I want to resume a stopped training.
Relaunch python go.py with the same model name. The checkpoint is detected automatically.
The generated text is gibberish. That's normal at first. With val_loss > 4, the AI is still learning basic structures. Let it run.
Can I add my own data?
Yes. Any UTF-8 .txt file in data/en/ or data/fr/. One sentence per line is fine, not required.

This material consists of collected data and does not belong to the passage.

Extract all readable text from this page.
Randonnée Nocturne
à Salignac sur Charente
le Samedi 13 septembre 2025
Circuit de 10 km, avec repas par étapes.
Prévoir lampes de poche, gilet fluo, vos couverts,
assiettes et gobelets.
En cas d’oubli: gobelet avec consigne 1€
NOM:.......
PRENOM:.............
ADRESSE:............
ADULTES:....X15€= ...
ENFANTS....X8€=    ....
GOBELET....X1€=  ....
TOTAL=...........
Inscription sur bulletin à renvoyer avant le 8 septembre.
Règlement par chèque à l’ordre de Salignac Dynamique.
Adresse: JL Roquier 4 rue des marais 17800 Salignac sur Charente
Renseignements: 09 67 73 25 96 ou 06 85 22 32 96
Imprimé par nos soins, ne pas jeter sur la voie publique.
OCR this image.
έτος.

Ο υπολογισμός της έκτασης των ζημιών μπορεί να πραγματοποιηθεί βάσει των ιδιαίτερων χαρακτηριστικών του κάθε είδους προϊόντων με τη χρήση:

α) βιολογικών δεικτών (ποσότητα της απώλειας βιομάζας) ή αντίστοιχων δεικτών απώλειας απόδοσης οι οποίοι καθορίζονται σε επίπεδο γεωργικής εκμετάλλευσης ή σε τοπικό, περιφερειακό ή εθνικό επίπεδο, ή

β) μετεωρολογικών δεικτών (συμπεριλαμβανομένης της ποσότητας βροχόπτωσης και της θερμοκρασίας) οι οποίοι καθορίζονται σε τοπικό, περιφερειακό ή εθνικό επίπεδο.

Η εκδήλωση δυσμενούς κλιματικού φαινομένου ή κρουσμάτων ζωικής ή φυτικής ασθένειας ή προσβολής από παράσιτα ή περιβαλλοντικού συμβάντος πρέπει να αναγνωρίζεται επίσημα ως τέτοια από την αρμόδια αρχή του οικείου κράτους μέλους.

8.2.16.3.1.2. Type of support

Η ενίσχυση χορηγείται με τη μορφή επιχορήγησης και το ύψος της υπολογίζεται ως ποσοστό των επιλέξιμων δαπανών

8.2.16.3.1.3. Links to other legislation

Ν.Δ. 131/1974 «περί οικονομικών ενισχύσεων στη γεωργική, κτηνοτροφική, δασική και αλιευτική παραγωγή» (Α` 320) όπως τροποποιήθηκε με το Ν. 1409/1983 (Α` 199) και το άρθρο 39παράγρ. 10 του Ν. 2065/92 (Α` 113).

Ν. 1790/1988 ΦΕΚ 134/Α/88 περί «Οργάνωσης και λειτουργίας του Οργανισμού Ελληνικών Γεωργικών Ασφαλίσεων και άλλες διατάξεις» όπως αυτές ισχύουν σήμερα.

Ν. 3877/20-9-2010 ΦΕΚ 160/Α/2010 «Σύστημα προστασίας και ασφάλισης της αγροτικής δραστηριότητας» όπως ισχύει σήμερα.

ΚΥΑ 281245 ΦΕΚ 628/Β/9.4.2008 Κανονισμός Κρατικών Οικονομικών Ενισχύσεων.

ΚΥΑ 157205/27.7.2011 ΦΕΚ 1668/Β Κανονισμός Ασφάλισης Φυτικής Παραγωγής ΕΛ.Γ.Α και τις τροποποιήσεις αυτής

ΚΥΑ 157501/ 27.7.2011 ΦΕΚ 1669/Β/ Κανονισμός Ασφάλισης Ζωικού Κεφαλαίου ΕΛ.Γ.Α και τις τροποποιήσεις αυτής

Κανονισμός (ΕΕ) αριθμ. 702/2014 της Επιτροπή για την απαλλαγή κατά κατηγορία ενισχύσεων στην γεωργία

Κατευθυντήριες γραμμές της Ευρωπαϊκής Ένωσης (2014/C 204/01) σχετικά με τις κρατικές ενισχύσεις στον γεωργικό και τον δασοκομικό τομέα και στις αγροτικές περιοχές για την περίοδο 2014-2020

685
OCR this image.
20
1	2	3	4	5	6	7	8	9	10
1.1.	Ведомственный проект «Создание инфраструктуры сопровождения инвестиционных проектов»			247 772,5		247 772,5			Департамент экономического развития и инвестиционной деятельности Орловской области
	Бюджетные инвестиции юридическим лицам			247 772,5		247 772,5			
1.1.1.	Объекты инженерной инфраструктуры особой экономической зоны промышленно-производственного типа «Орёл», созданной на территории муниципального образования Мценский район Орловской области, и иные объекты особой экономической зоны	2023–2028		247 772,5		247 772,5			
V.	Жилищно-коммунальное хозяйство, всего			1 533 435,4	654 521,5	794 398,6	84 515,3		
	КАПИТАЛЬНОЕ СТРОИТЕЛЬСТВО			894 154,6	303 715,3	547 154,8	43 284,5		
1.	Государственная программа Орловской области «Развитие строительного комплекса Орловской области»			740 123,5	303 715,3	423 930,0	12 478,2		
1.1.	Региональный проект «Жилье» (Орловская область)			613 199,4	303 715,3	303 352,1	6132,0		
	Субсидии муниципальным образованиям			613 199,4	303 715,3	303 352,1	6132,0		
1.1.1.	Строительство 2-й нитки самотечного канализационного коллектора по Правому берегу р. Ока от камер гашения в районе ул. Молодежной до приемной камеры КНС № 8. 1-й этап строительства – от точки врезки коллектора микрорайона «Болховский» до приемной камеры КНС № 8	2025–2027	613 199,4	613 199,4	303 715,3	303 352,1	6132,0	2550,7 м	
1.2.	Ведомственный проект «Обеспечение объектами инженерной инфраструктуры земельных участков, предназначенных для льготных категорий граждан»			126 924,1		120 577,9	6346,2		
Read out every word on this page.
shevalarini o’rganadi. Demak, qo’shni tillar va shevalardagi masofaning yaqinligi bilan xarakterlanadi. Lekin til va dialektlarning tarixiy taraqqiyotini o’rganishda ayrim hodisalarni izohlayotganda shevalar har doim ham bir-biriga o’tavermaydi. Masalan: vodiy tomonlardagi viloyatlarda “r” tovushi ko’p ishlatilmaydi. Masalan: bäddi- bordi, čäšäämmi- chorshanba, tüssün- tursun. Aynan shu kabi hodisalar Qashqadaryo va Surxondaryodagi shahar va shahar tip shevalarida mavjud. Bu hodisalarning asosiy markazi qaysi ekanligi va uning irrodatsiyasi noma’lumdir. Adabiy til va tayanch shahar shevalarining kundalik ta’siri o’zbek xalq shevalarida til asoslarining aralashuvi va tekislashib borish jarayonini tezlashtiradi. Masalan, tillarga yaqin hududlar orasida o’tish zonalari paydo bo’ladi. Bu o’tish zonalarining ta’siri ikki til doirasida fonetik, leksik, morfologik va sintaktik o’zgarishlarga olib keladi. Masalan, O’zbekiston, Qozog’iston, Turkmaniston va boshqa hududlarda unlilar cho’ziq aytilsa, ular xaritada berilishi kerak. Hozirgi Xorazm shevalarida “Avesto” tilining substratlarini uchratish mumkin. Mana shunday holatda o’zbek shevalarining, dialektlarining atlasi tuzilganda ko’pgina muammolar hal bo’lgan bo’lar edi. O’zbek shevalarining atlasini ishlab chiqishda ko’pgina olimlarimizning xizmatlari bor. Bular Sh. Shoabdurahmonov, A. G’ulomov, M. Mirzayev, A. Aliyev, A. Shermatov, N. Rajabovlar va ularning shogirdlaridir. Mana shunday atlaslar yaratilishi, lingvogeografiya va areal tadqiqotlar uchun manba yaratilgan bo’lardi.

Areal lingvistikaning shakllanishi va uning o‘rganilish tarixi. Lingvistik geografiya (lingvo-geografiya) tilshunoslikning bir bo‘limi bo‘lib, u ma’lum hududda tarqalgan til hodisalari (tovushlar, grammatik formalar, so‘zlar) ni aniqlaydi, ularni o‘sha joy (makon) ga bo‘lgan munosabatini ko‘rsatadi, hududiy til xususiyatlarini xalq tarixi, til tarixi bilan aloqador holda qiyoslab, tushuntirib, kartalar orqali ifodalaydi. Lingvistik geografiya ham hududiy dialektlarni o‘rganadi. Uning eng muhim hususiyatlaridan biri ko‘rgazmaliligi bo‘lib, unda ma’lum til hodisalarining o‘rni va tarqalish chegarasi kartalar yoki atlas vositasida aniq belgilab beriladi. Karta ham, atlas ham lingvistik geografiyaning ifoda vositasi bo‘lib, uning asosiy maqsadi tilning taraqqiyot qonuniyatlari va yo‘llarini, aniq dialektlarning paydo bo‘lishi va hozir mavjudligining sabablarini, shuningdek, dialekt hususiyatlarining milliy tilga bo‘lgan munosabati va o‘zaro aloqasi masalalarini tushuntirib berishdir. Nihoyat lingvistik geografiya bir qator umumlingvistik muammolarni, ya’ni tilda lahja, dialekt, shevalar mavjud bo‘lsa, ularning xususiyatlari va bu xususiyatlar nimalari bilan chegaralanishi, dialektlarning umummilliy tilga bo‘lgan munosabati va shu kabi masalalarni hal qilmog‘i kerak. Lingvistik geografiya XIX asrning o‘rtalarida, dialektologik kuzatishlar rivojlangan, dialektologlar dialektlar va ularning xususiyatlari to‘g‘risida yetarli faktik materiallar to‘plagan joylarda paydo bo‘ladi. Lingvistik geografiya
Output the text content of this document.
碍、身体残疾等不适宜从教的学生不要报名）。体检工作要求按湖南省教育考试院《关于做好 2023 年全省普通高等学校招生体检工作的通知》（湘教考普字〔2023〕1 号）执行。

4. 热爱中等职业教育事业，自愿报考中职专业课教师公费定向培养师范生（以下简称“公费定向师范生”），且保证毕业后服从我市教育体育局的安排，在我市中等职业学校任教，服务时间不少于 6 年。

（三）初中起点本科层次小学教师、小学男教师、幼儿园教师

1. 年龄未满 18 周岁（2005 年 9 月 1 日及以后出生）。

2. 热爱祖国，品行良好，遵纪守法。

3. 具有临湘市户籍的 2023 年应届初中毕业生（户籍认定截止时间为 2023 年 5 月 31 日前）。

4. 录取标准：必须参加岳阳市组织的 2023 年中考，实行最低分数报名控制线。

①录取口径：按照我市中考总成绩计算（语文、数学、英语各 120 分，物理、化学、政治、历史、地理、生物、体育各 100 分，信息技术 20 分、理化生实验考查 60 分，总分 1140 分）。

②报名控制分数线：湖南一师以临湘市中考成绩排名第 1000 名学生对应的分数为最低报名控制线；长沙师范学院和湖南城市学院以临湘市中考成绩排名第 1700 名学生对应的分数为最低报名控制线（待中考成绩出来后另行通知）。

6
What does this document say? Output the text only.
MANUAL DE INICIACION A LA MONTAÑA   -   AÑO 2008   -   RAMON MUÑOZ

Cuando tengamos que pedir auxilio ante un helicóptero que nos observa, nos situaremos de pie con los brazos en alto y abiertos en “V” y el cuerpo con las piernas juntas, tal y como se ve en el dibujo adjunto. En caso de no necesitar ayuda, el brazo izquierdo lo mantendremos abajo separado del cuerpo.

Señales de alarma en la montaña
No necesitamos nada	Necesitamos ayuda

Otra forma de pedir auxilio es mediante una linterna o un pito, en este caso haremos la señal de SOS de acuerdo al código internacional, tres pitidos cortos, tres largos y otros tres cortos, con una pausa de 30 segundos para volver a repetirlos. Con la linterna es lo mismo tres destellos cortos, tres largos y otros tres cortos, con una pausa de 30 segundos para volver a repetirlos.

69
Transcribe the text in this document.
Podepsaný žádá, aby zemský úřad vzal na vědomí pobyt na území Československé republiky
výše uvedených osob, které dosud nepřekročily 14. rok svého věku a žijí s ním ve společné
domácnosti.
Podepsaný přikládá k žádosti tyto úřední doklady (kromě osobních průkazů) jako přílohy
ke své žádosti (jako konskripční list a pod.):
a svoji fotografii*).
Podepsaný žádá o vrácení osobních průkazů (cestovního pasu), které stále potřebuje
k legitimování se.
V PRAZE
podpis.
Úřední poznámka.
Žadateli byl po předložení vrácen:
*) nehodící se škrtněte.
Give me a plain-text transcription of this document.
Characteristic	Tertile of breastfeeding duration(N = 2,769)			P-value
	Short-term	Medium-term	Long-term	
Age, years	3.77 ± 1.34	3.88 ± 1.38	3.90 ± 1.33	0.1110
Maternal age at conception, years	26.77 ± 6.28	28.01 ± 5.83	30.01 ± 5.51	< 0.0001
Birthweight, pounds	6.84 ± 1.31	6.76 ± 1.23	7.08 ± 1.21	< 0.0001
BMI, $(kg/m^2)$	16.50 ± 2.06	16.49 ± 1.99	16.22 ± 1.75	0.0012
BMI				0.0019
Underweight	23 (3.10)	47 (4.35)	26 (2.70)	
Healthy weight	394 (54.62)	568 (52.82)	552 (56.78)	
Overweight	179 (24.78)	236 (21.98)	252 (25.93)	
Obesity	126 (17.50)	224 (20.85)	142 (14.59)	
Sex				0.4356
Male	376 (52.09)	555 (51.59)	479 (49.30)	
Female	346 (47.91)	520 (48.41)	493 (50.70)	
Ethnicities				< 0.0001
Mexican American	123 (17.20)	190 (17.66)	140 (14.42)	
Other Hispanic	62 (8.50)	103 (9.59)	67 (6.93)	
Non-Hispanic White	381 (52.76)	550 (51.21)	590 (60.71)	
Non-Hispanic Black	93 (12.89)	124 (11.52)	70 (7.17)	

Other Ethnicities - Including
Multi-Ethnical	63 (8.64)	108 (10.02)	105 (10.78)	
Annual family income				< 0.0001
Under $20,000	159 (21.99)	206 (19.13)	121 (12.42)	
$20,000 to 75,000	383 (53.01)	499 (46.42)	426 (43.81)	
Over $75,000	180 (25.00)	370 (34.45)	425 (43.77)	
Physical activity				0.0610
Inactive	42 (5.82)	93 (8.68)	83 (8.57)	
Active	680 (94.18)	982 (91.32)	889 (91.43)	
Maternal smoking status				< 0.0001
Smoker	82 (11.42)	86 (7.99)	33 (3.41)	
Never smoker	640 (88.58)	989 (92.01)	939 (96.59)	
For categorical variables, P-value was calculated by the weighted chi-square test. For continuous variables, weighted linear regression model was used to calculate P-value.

I want to change the protection level.
Delete system/config.json and relaunch go.py. The menu appears again.
Do I need to retrain the tokenizer when I change my data?
No. WishAI detects the change automatically (via a signature stored in tokenizer.json) and retrains it on the next go.py run.
I want to download a HuggingFace dataset not in the list.
Open the library (button in the dashboard or python src/telecharger.py), HuggingFace Search tab, type a keyword. You have access to all 150,000+ Hub datasets live.
Can I sell the model I trained? Yes. The model is entirely yours. The license only applies to the code.
WishAI Personal Use License v1.0
✅ Free to use — personal, educational, research ✅ Modification and sharing allowed (with attribution) ✅ Models you train are yours — do whatever you want with them ❌ Cannot sell this software without written permission ❌ Cannot claim authorship of this project
See LICENSE for the full terms.
Built by Liam — learned from scratch.